Formed in 1978

The Concerned Citizens of Renfrew County and Area (CCRCA) was first formed in 1978, in response to a 15 year, federal-provincial, $700 million  study to determine the feasibility of disposing of high level nuclear waste in plutonic rock. Two areas in Renfrew County were under consideration, one near the village of Wilno and the other near White Lake. In these early days, the group was called Renfrew County Citizens for Nuclear Responsibility (RCCNR) and was a member the Canadian Coalition for Nuclear Responsibility (CCNR), with which we still work closely. Several briefs were prepared and submitted by early founding member Tony Cowan and colleagues.

The Seaborne Panel Review
In the 1990’s CCRCA participated in the Seaborne panel review of the safety and acceptability of geological disposal of high level nuclear waste. Our group prepared and presented several briefs for the panel, which after 10 years of review, concluded that  “As it now stands, the AECL concept for deep geological disposal has not been demonstrated to have broad public support and does not have the required level of acceptability to be adopted as Canada’s approach for managing nuclear waste.”
Deep River Disposal Project
Also in the 1990’s, CCRCA was very involved in opposing the Deep River Disposal Project, a proposal to create a giant cavern on AECL property, beside the Ottawa River, for radioactive wastes from the Port Hope area. Technical studies at the time showed that the bedrock was highly fractured and that groundwater moved rapidly through the proposed site and into the river. Still it was a long, hard fight, eventually involving dozens of municipalities on both sides of the Ottawa River and both Pontiac MRC and Renfrew County Council. The project was finally dropped, and provisions made for monitored storage of the wastes closer to Port Hope.

Ongoing efforts aimed at Chalk River Labs cleanup
For more than 20 years, CCRCA has intervened at all licensing hearings on Chalk River Laboratories held by the Canadian Nuclear Safety Commission (and prior to the year 2000, by the Atomic Energy Control Board).  Our interventions have highlighted pollution issues such as the plumes from the leaking fuel bays and waste management areas and major safety concerns such as the high level liquid wastes in the “Fissile Solution Storage Tank. As appropriate, we have expressed support for new facilities that have reduced pollution levels (such as the liquid waste treatment centre) and have placed wastes in more secure above-ground storage.
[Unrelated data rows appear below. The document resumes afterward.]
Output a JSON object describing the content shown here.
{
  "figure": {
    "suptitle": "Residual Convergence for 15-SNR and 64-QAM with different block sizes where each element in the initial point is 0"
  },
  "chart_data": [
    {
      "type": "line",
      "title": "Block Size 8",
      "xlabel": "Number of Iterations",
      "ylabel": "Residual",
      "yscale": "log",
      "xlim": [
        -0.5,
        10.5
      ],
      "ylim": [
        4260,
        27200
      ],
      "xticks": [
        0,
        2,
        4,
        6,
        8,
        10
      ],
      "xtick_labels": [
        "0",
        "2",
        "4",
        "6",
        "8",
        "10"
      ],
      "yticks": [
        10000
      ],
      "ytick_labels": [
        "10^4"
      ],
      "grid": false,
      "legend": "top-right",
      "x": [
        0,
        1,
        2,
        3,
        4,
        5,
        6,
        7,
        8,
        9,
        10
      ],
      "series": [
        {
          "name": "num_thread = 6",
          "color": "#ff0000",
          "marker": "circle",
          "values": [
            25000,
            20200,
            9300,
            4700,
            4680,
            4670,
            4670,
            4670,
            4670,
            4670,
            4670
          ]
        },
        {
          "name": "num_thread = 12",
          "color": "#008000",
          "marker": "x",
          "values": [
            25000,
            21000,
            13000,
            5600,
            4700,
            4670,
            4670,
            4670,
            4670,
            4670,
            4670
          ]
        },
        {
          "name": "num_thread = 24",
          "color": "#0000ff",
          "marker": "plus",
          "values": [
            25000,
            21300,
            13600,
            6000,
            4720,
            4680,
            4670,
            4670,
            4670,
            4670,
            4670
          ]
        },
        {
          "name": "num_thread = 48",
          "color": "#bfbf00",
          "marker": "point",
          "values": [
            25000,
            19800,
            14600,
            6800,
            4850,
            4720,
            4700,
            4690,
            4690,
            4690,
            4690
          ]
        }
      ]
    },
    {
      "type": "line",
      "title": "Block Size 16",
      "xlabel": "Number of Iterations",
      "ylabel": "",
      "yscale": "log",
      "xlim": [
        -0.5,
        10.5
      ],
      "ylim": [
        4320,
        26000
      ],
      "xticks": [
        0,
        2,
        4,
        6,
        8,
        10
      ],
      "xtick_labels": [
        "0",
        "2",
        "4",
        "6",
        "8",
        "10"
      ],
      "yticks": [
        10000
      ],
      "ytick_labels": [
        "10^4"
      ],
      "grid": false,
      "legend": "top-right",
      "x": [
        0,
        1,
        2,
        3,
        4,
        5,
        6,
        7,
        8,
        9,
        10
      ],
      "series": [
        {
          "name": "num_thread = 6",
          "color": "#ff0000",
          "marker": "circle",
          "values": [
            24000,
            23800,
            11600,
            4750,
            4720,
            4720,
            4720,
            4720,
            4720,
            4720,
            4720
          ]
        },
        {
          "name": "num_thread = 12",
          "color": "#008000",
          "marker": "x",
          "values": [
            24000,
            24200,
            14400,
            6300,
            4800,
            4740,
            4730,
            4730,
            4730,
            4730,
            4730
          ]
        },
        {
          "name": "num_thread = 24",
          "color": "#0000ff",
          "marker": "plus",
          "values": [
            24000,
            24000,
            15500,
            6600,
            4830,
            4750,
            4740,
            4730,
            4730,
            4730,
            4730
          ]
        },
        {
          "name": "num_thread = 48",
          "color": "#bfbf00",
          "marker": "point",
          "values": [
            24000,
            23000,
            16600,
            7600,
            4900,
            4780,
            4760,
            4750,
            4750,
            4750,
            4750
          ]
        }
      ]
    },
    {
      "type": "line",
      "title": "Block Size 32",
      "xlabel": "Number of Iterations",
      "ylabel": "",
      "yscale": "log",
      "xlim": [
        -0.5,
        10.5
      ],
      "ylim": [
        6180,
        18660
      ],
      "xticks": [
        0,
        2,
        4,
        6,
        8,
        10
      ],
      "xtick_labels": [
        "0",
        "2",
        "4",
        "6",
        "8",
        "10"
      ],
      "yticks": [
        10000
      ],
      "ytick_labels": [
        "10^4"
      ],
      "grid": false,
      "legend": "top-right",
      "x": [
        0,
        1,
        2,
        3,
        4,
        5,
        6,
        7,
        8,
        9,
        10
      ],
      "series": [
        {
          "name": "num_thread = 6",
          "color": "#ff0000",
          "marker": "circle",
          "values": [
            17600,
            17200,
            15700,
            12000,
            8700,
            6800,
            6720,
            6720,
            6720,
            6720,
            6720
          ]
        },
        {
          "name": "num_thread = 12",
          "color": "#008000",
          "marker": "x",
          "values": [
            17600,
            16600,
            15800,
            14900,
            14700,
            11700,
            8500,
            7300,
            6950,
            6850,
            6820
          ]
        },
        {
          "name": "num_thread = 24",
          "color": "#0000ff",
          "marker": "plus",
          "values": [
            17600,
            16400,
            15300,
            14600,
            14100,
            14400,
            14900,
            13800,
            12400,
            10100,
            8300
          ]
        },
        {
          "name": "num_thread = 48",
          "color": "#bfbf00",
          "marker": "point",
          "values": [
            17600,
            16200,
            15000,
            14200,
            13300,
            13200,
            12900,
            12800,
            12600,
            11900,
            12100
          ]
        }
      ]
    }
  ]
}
We have consistently called for greater transparency and openness in monitoring and reporting on the state of the CRL environment, and we believe that our efforts helped persuade government decision-makers to allocate significant resources to clean-up efforts, such as through the Nuclear Legacy Liabilities Program.


Tritium Pollution in Pembroke
Late in the 1990’s, a CCRCA colleague Irene Koch of Duram Nuclear Awareness, alerted us to problems at the tritium light factory in Pembroke, SRB Technologies. This became a focus of our work for over a decade during which we undertook environmental monitoring for tritium, discovering serious tritium pollution in the area near the company. The first sample we collected made the front page of the Globe and Mail, in a story entitled “The Atomic Rhubarb of Pembroke”. Much of what went on in Pembroke including the Atomic Rhubarb story, is documented on the website of the Tritium Awareness Project. The Pembroke/SRB/tritium pollution debacle illustrates the Canadian Nuclear Safety Commission’s incompetence when it comes to protecting the public from radiation. Through citizen efforts, supported by the Canadian Environmental Law Association, several changes were eventually made to the company’s license, which resulted in tritium emissions being greatly reduced.


Rhubarb (ordinary, not “Atomic”)

The Near Surface Disposal Facility
Recently the spectre of a giant nuclear waste dump beside the Ottawa River has again raised its head. Please read our fact sheet on this, co-produced with the Old Fort William Cottagers’ Association: “Ten Things Canadians need to know about the Chalk River Near Surface Disposal Facility”. As it was in the 90’s, it is still a bad idea to site a giant nuclear waste dump on fractured rock, on a major fault line, beside the Ottawa River which provides drinking water for millions of Canadians.

We believe Canada can do much better than this, if there is political will. A world class facility, in stable rock, away from the river could keep radioactive substances out of the environment, boost the local economy and demonstrate to the world that Canada cares about looking after its radioactive wastes properly.